"Es wird ja immer viel davon geredet, dass die Stimmung unter Horst Hrubesch besser ist. Ich finde, das merkt man den Spielerinnen auch an", schätzte Journalistin Annika Becker im Dlf die aktuelle Situation des Frauen-Nationalteams ein - trotz der neuesten Niederlage gegen Frankreich.
Nach Ansicht von becker sind aber auch die Baustellen noch eindeutig: "Man kann nicht sagen, dass diese Nervosität weg ist oder die Probleme, mit einem gewissen Druck umzugehen."
Seit der erneuten Übernahme von Horst Hrubesch im November 2023 holten die DFB-Frauen je einen Sieg, ein Remis und eine Niederlage.
"Ihm geht es rein darum, an den Basics zu arbeiten, alle zusammenzuführen, ein Team zu formen.

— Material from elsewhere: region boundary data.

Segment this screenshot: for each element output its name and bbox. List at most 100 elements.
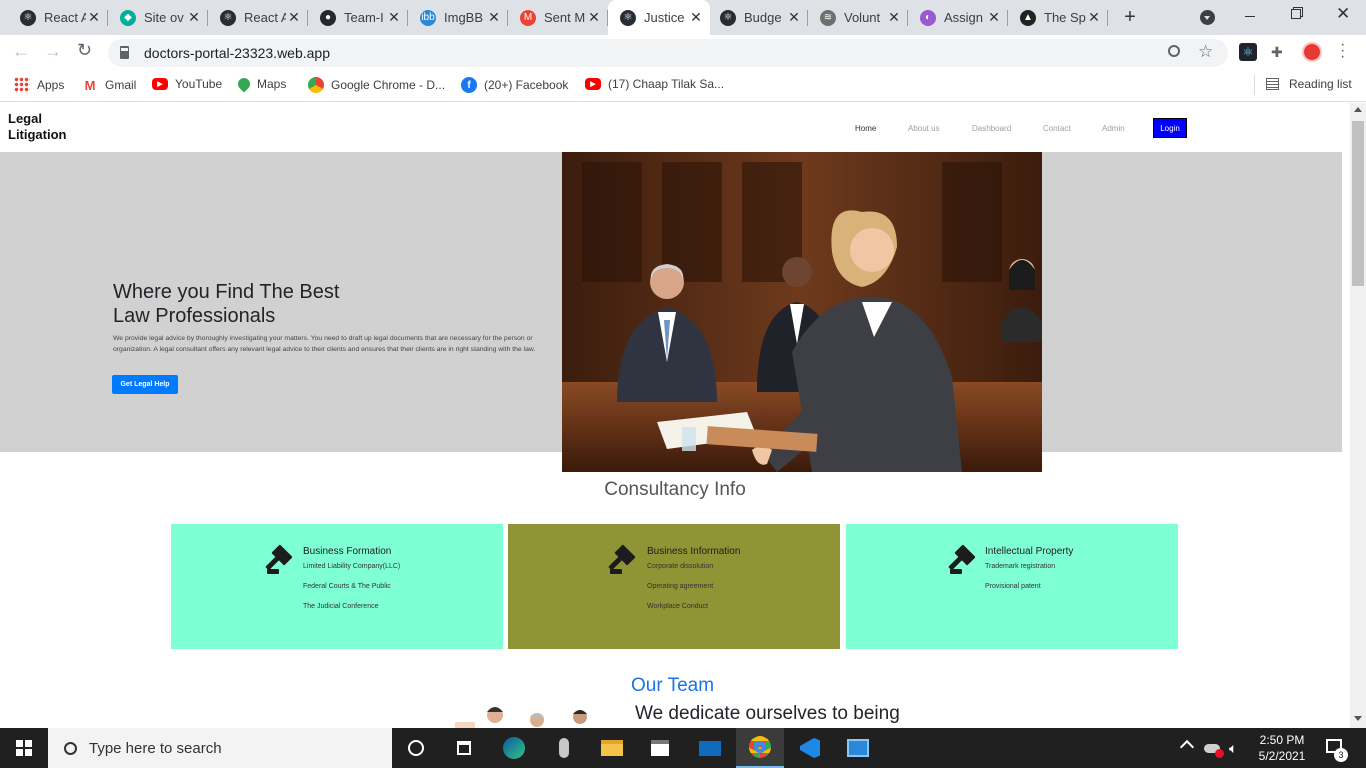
team-subtitle: We dedicate ourselves to being <box>635 703 900 724</box>
tab-favicon-icon: ⚛ <box>20 9 36 26</box>
apps-icon <box>14 77 30 93</box>
bookmark-item[interactable]: f (20+) Facebook <box>461 77 568 93</box>
photos-icon[interactable] <box>834 728 882 768</box>
tab-close-icon[interactable]: ✕ <box>586 9 602 26</box>
onedrive-error-icon[interactable] <box>1204 744 1224 758</box>
bookmark-item[interactable]: Maps <box>235 75 286 93</box>
restore-icon[interactable] <box>1291 9 1301 19</box>
clock[interactable]: 2:50 PM 5/2/2021 <box>1254 732 1310 764</box>
volume-icon[interactable]: 🔈︎ <box>1229 740 1237 757</box>
tab-close-icon[interactable]: ✕ <box>286 9 302 26</box>
tab-title: React A <box>244 10 286 25</box>
windows-logo-icon <box>16 740 32 756</box>
chrome-taskbar-icon[interactable] <box>736 728 784 768</box>
address-bar[interactable]: doctors-portal-23323.web.app ☆ <box>108 39 1228 67</box>
scroll-down-icon[interactable] <box>1354 716 1362 721</box>
nav-home[interactable]: Home <box>855 124 876 133</box>
team-title: Our Team <box>631 675 715 696</box>
browser-tab[interactable]: ● Team-I ✕ <box>308 0 408 35</box>
nav-about-us[interactable]: About us <box>908 124 940 133</box>
reading-list[interactable]: Reading list <box>1266 77 1352 91</box>
nav-dashboard[interactable]: Dashboard <box>972 124 1011 133</box>
tab-close-icon[interactable]: ✕ <box>186 9 202 26</box>
card-title: Business Formation <box>303 546 392 557</box>
nav-admin[interactable]: Admin <box>1102 124 1125 133</box>
back-icon[interactable]: ← <box>12 41 30 62</box>
consultancy-card[interactable]: Intellectual Property Trademark registrat… <box>846 524 1178 649</box>
get-legal-help-button[interactable]: Get Legal Help <box>112 375 178 394</box>
tab-close-icon[interactable]: ✕ <box>986 9 1002 26</box>
minimize-icon[interactable] <box>1245 16 1255 17</box>
tray-chevron-up-icon[interactable] <box>1179 739 1195 755</box>
tab-title: Site ov <box>144 10 184 25</box>
zoom-search-icon[interactable] <box>1168 45 1180 57</box>
consultancy-card[interactable]: Business Formation Limited Liability Comp… <box>171 524 503 649</box>
hero-courtroom-image <box>562 152 1042 472</box>
profile-avatar[interactable] <box>1302 42 1322 62</box>
consultancy-card[interactable]: Business Information Corporate dissolutio… <box>508 524 840 649</box>
brand-logo[interactable]: Legal Litigation <box>8 111 67 143</box>
chrome-menu-icon[interactable]: · · · <box>1340 37 1345 65</box>
page-scrollbar[interactable] <box>1350 103 1366 728</box>
tab-search-icon[interactable] <box>1200 10 1215 25</box>
tab-close-icon[interactable]: ✕ <box>886 9 902 26</box>
vscode-icon[interactable] <box>786 728 834 768</box>
reading-list-label: Reading list <box>1289 77 1352 91</box>
lock-icon <box>120 51 129 59</box>
extension-react-icon[interactable]: ⚛ <box>1239 43 1257 61</box>
tab-favicon-icon: ⚛ <box>620 9 636 26</box>
tab-close-icon[interactable]: ✕ <box>1086 9 1102 26</box>
tab-close-icon[interactable]: ✕ <box>486 9 502 26</box>
edge-icon[interactable] <box>490 728 538 768</box>
new-tab-button[interactable]: + <box>1118 5 1142 29</box>
tab-close-icon[interactable]: ✕ <box>386 9 402 26</box>
close-window-icon[interactable]: ✕ <box>1336 4 1350 24</box>
browser-tab[interactable]: ⚛ React A ✕ <box>208 0 308 35</box>
browser-tab[interactable]: ◆ Site ov ✕ <box>108 0 208 35</box>
tab-favicon-icon: ◆ <box>120 9 136 26</box>
mail-icon[interactable] <box>686 728 734 768</box>
bookmark-item[interactable]: Apps <box>14 77 64 93</box>
bookmark-item[interactable]: M Gmail <box>82 77 137 93</box>
tab-title: Team-I <box>344 10 384 25</box>
start-button[interactable] <box>0 728 48 768</box>
bookmark-label: Google Chrome - D... <box>331 78 446 92</box>
url-text: doctors-portal-23323.web.app <box>144 45 331 61</box>
browser-tab[interactable]: ⚛ Budge ✕ <box>708 0 808 35</box>
browser-tab[interactable]: ⚛ Justice ✕ <box>608 0 710 35</box>
store-icon[interactable] <box>636 728 684 768</box>
tab-close-icon[interactable]: ✕ <box>86 9 102 26</box>
browser-tab[interactable]: M Sent M ✕ <box>508 0 608 35</box>
team-illustration <box>455 707 587 728</box>
browser-tab[interactable]: ≋ Volunt ✕ <box>808 0 908 35</box>
podcast-app-icon[interactable] <box>540 728 588 768</box>
gavel-icon <box>948 544 976 574</box>
browser-tab[interactable]: ◐ Assign ✕ <box>908 0 1008 35</box>
reload-icon[interactable]: ↻ <box>77 40 92 61</box>
taskbar-search-box[interactable]: Type here to search <box>48 728 392 768</box>
scroll-up-icon[interactable] <box>1354 107 1362 112</box>
task-view-icon[interactable] <box>440 728 488 768</box>
search-icon <box>64 741 77 755</box>
tab-favicon-icon: ibb <box>420 9 436 26</box>
login-button[interactable]: Login <box>1153 118 1187 138</box>
cortana-icon[interactable] <box>392 728 440 768</box>
bookmark-label: Apps <box>37 78 65 92</box>
forward-icon[interactable]: → <box>44 41 62 62</box>
bookmark-item[interactable]: Google Chrome - D... <box>308 77 445 93</box>
facebook-icon: f <box>461 77 477 93</box>
card-item: Workplace Conduct <box>647 603 708 610</box>
browser-tab[interactable]: ibb ImgBB ✕ <box>408 0 508 35</box>
tab-close-icon[interactable]: ✕ <box>688 9 704 26</box>
extensions-puzzle-icon[interactable]: ✚ <box>1271 44 1283 61</box>
bookmark-item[interactable]: ▶ YouTube <box>152 77 222 91</box>
browser-tab[interactable]: ▲ The Sp ✕ <box>1008 0 1108 35</box>
browser-tab[interactable]: ⚛ React A ✕ <box>8 0 108 35</box>
scrollbar-thumb[interactable] <box>1352 121 1364 286</box>
bookmark-star-icon[interactable]: ☆ <box>1198 42 1213 62</box>
nav-contact[interactable]: Contact <box>1043 124 1071 133</box>
bookmark-item[interactable]: ▶ (17) Chaap Tilak Sa... <box>585 77 724 91</box>
file-explorer-icon[interactable] <box>588 728 636 768</box>
tab-close-icon[interactable]: ✕ <box>786 9 802 26</box>
bookmark-label: Gmail <box>105 78 137 92</box>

Dafür zu sorgen, dass eben die schlechte Stimmung weg ist, die vorher herrschte. Und ich würde sagen, dass das auch gelingt", bilanzierte Becker. Dabei blieben aber alte Probleme auf der Strecke:
"Mir fehlt dann die Arbeit an den Details, an den taktischen Details. Und das ja ist dann vielleicht auch einfach so eine Sache von einem gewissen Trainertypus, dass das halt nicht die Art ist, wie er sich als Trainer sieht."

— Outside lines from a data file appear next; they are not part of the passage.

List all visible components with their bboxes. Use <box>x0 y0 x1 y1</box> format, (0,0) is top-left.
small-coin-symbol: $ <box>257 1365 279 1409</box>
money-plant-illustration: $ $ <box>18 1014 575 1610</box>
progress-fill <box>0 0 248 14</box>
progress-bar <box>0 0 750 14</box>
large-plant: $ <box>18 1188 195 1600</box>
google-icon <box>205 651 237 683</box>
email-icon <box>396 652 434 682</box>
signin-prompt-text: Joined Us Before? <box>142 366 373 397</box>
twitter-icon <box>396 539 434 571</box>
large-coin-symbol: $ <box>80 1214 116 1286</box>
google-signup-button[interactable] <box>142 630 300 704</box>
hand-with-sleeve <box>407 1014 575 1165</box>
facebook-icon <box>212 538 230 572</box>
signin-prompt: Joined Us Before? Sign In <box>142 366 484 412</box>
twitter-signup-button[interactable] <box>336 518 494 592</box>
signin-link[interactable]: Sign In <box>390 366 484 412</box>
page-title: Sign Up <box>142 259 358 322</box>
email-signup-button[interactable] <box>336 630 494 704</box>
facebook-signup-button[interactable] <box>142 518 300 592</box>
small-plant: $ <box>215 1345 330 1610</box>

DFB-Team zurück auf die höchste Bühne? "Viel mehr auf den Breitensport gucken"
Bis das DFB-Team wieder als Favorit in Duelle gegen Spitzen-Nationen wie Frankreich gehen könne, müsse "sehr viel" passieren, so Becker. Dazu müsste der DFB grundlegende Dinge angehen:
"Ich finde es schwierig, das immer nur so rein auf den Spitzenfußball zu beziehen. Also ich glaube, dass man eigentlich für eine gute, nachhaltige, positive Entwicklung, viel mehr auf den Breitensport gucken müsste und auf den Unterbau.
Als Krux identifizierte Becker die Ligen unterhalb des Profibereichs: "Ein großes Problem, das wir noch haben, das auch einige Spielerinnen immer wieder nennen, ist, dass es ein großer Schritt ist zwischen der zweiten und der ersten Bundesliga."
Die geplante Abschaffung der U17-Bundesliga sei daher laut Becker genau der falsche Schritt: "Wenn man aber eigentlich einen besseren Unterbau und vielleicht auch eine bessere Ausbildung braucht, müsste man nicht eigentlich dann schauen, dass diese Liga attraktiver wird, wenn sie das gerade vielleicht nicht ist?"
Stattdessen wolle man "jetzt eben andere Wettbewerbe finden und auf Nachwuchsleistungszentren setzen" – für Becker eine Fehlentscheidung: "Dass eben dieser Wettkampf wegfällt, ist eigentlich eine asynchrone Entwicklung zu dem Stand, den man gerade sieht."
Mindestgehalt? "Gibt immer zwei Seiten von dieser Medaille"
Auch die im Rahmen der Professionalisierungs-Debatte diskutierte Einführung eines Mindestgehalts würde nach Meinung der Journalistin nicht nur Vorteile liefern. Zwar sei der Schritt "auf jeden Fall sehr, sehr wichtig". Doch die Probleme professioneller Fußballerspielerinnen würden sich so nur verschieben:
"Wenn ich jetzt davon leben kann, ist das schön und gut. Wenn ich mir für die Zukunft dann aber trotzdem nichts zurücklegen kann, muss ich eigentlich trotzdem die Gelegenheit haben, irgendwie an meiner Zukunftsabsicherung zu arbeiten. Weil ich dann nicht mit Mitte 30 erst anfangen kann, mir eine andere berufliche Laufbahn aufzubauen, durch eine Ausbildung oder zum Beispiel ein Studium."
Eine Professionalisierung würde da eher kontraproduktiv wirken: "Je professioneller trainiert und gespielt wird, desto weniger Zeit ist natürlich dafür, so etwas parallel zu machen. Also es gibt immer zwei Seiten von dieser Medaille. Es ist wirklich ein sehr komplexes, kompliziertes Thema, was man, nicht einfach mal eben so lösen kann für alle. Da wird es Kompromisse geben müssen."
Olympia-Qualifikation noch offen
Nach der 1:2-Niederlage gegen Frankreich ist die Qualifikation für die Olympischen Spiele noch nicht gesichert. Für einen nötigen Sieg gegen die Niederlande müsse das DFB-Team nach Einschätzung von Becker flexibler auftreten, "viel mehr Bewegung auf den Platz bringen und vorne in der Offensive zielstrebiger sein. Also da würde ich mir einfach noch mehr Variabilität wünschen."